Speaking about the financial conditions faced by municipalities across the country, Hon. Godongwana said dealing with the Eskom problem without dealing with municipal non-payment and uptake of the debt relief programme would have been counterproductive. “The debt-relief arrangement for Eskom outlined in the 2023 Budget noted that a large proportion of outstanding municipal debt is owed to Eskom. The national government has introduced support to relieve municipalities of their debt to Eskom.” He stated that upon application by a municipality, the debt to Eskom up to March 31, 2023, would be written off over a three-year period. By October 2023, 67 applications had been submitted, totaling R56.8-billion, or 97% of the total municipal debt owed to Eskom at the end of March 2023. Twenty eight applications have been approved; the remainder are being assessed and verified with provincial treasuries.” – Hon. Godongwana.

Energy Transition

Touching on the issue of energy transition, Hon. Godongwana called for the integration of a low carbon economy into a comprehensive green growth strategy and industrialisation plans. He said the country’s trading partners are stepping up their efforts to reduce carbon emissions. “Many countries are introducing carbon pricing mechanisms to make emissions more expensive and incentivise emissions reductions. In automotives, a major export and source of employment, the transition to New Energy Vehicles (NEVs) poses an existential threat to South African vehicle production.”

“This transition will require balancing domestic market demand, establishing renewable energy based charging infrastructure, and supporting production. The goal is to make sure the sector remains a major contributor to the industrial development of the domestic economy.” Hon. Gondongwana.

Business Leadership South Africa


The Business Leadership South Africa (BLSA) has welcomed Hon. Godongwana’s MTBPS, stating that it “delivers the fiscal discipline that is critical to business confidence.” In a statement released, BLSA CEO Busi Mavuso praised the minister for his candour in his address. “The minister outlined the numerous challenges and acknowledged the risks. Among those is the weak outlook for the global economy, which is not supportive of SA’s growth prospects. Also, in the face of a strong campaign for him to spend more and allow debt to rise, he held the line firmly and highlighted the need for fiscal consolidation,” she said.

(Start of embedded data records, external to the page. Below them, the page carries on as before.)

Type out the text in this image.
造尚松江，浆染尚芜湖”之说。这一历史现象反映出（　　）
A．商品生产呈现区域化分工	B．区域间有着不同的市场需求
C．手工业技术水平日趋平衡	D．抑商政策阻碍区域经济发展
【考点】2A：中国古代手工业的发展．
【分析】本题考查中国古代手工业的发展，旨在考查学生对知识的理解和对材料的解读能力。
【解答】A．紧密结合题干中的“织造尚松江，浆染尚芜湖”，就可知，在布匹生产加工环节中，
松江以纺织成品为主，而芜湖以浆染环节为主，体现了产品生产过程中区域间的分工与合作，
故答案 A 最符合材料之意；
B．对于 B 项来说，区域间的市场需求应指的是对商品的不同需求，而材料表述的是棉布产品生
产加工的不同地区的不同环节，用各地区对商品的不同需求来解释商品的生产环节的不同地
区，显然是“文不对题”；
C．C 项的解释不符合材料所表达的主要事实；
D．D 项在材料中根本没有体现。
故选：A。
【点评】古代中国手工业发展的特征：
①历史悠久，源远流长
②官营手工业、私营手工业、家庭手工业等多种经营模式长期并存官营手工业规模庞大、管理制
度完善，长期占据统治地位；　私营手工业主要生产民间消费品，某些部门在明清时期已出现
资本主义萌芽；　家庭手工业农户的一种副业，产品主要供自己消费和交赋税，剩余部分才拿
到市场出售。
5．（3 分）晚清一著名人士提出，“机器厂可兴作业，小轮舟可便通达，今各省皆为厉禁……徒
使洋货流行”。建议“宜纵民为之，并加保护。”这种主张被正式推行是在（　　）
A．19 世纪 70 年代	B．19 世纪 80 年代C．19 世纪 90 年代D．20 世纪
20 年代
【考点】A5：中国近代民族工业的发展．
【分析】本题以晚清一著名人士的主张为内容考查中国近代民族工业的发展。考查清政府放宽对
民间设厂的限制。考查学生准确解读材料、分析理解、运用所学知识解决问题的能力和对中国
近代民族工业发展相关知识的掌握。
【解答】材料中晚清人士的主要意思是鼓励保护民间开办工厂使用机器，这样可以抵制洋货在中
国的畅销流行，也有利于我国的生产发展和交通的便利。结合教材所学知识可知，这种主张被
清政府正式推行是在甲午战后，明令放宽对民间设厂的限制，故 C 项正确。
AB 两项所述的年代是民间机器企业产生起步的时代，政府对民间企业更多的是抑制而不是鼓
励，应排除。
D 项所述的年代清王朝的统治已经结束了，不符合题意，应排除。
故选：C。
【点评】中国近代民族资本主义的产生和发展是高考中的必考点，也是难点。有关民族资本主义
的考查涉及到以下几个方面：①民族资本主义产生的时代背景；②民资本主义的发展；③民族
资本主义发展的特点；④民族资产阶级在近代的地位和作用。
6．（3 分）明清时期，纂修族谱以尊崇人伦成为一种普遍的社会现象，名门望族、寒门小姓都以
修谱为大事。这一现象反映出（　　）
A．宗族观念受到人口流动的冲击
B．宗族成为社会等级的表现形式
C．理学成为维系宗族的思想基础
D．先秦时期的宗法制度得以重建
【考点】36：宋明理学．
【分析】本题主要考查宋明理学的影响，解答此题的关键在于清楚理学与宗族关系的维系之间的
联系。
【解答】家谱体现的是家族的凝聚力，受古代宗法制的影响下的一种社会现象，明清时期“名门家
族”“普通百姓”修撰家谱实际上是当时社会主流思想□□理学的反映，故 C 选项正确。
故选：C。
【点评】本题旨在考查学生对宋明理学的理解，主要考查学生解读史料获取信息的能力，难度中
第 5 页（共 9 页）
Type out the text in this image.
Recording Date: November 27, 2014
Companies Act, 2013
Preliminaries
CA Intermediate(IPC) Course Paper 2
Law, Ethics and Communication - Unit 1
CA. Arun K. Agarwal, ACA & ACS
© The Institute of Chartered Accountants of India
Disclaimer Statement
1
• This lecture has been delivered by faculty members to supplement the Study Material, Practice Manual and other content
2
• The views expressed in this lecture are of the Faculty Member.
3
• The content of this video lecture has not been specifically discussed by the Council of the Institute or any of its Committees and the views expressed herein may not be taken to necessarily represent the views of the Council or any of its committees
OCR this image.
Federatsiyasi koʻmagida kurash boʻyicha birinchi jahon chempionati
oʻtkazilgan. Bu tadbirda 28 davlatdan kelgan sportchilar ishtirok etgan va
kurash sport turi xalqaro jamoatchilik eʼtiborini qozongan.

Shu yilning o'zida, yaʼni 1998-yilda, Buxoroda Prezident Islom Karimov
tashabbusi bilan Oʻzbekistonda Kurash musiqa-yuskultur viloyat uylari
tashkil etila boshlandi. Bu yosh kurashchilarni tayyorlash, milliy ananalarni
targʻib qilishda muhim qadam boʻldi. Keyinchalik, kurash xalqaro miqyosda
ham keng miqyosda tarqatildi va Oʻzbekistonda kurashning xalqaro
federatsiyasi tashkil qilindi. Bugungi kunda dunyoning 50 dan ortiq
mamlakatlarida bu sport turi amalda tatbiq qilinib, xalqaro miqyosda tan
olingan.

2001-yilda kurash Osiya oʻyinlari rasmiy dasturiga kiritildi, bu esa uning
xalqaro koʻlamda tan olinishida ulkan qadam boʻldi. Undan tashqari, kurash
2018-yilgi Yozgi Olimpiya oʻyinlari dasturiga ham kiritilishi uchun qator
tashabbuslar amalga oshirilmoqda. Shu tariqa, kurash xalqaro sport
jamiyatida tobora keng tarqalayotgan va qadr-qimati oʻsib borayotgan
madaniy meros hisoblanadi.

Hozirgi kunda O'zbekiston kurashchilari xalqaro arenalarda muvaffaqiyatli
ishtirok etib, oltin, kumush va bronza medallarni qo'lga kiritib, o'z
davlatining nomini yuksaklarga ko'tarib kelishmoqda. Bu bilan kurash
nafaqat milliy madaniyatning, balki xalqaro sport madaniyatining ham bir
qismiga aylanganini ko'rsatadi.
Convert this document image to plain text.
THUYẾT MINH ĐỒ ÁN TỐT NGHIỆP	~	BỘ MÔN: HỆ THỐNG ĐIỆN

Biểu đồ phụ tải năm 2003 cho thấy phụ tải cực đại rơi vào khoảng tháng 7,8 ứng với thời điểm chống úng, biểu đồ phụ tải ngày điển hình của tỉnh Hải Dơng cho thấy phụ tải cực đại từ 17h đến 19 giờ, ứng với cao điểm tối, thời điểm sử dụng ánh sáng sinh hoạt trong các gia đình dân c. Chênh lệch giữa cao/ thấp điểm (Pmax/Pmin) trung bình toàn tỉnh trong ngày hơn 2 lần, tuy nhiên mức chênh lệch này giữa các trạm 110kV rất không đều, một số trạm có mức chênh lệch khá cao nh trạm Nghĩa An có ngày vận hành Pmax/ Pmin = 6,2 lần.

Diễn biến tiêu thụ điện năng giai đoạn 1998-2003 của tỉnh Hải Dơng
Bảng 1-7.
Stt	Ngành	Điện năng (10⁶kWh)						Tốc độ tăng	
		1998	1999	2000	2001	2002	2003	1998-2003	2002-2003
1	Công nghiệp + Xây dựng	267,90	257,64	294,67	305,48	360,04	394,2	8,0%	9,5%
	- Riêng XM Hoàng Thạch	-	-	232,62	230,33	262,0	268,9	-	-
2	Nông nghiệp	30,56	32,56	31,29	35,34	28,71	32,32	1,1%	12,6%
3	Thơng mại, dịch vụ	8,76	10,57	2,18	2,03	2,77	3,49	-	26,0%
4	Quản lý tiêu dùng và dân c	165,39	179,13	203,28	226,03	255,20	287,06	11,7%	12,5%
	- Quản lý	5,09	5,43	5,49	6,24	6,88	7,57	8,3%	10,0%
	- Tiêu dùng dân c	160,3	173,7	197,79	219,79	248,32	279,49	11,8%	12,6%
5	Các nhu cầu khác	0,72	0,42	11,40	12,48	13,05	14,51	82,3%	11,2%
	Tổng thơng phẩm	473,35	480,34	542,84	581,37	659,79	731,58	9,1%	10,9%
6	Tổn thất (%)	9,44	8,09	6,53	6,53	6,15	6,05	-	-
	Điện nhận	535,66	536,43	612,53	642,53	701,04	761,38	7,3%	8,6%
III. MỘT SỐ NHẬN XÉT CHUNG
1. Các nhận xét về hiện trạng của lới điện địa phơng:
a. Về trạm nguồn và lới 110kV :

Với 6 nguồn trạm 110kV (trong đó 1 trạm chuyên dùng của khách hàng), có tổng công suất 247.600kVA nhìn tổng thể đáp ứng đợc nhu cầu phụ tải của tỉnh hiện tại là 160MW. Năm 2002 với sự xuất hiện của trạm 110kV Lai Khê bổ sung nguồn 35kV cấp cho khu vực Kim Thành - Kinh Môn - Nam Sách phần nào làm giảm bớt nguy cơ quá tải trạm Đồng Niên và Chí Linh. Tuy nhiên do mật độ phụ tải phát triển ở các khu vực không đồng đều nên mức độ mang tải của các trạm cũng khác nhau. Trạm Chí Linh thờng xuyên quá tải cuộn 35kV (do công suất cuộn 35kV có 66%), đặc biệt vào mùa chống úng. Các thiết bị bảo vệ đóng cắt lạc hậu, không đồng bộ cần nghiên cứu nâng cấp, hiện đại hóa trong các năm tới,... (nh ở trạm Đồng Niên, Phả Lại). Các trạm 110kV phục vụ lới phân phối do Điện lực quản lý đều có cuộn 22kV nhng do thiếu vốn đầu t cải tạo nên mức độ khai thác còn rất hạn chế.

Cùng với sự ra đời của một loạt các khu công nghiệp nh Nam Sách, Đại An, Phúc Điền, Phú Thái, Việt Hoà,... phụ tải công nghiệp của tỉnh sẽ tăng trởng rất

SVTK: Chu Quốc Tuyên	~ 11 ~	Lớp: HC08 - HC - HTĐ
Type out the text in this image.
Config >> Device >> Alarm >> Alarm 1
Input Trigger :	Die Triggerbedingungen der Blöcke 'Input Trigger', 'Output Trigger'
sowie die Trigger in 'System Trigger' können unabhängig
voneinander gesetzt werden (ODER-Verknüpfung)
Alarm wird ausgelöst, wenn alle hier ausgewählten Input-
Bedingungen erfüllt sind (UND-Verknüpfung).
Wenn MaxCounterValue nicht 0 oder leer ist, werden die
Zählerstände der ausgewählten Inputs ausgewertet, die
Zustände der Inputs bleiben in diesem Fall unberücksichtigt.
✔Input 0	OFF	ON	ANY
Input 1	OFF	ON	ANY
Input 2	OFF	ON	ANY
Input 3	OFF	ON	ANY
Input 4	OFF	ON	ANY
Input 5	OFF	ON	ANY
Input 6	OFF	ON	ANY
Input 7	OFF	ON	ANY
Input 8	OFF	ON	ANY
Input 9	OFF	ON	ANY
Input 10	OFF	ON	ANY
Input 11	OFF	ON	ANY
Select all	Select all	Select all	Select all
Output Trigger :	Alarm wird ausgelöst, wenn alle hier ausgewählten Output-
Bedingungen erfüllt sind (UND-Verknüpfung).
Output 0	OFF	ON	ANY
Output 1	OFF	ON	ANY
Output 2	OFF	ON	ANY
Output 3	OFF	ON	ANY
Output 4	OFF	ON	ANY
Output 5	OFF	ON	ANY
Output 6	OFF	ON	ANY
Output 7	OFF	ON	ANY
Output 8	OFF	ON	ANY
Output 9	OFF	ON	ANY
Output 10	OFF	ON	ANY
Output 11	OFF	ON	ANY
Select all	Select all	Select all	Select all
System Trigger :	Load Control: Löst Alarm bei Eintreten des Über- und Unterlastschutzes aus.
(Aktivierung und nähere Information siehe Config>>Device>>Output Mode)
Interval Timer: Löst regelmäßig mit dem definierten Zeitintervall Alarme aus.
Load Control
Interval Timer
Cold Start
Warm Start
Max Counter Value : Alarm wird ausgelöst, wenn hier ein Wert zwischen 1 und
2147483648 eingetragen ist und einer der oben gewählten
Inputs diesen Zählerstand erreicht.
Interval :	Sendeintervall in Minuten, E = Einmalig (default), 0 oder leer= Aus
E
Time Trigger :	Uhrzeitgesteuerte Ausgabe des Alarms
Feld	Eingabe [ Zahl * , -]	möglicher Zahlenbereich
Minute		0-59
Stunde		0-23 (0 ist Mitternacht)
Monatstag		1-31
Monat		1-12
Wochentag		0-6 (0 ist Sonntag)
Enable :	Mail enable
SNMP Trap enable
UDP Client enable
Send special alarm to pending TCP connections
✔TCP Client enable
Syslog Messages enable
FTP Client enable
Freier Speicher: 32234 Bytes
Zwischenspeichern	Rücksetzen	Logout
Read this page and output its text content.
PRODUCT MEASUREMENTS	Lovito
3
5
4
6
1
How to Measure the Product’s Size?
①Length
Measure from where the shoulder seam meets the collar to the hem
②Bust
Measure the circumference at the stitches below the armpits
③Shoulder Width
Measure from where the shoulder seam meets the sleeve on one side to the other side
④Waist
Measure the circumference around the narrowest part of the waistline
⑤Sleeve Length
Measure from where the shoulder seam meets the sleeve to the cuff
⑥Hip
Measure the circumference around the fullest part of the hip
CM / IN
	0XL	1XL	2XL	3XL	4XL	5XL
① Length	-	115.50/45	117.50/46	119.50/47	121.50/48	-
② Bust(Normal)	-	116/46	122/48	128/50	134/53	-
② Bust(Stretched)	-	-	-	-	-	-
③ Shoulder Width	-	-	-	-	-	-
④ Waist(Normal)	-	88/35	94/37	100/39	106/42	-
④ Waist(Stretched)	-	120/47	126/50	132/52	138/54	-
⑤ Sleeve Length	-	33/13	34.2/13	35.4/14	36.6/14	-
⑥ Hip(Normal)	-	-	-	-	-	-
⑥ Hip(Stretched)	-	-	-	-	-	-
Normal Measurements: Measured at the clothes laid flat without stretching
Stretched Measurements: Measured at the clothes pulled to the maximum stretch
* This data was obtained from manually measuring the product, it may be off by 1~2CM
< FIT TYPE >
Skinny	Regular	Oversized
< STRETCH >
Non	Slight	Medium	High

Responding to the debt-relief arrangement for Eskom outlined in the 2023 Budget, including support measures to relieve municipalities of debt to Eskom, BLSA said that the conditions have to be enforced, “otherwise the debt will simply build up again and the taxpayer will have to again pay the cost for dysfunctional municipalities.” “Ultimately, BLSA wants to see a sustainable financial solution for Eskom that enables it to resume funding its own capital expenditure programme. The municipal debt programme can assist in one element of that, though the full solution needs comprehensive relief of Eskom’s existing debt. We had hoped for more detail on how this may be achieved,” they said.

Busi added that she expects criticism of this MTBPS for being ‘an austerity budget’. “But it delivers the fiscal discipline that is critical to business confidence. With business faith in the government as a custodian of the nation’s finances, companies will invest. That investment is key to driving growth, which will enable revenue to support government spending. Today’s MTBPS was a credible step towards delivering the growth that will support sustainable public spending allied with the reforms announced.”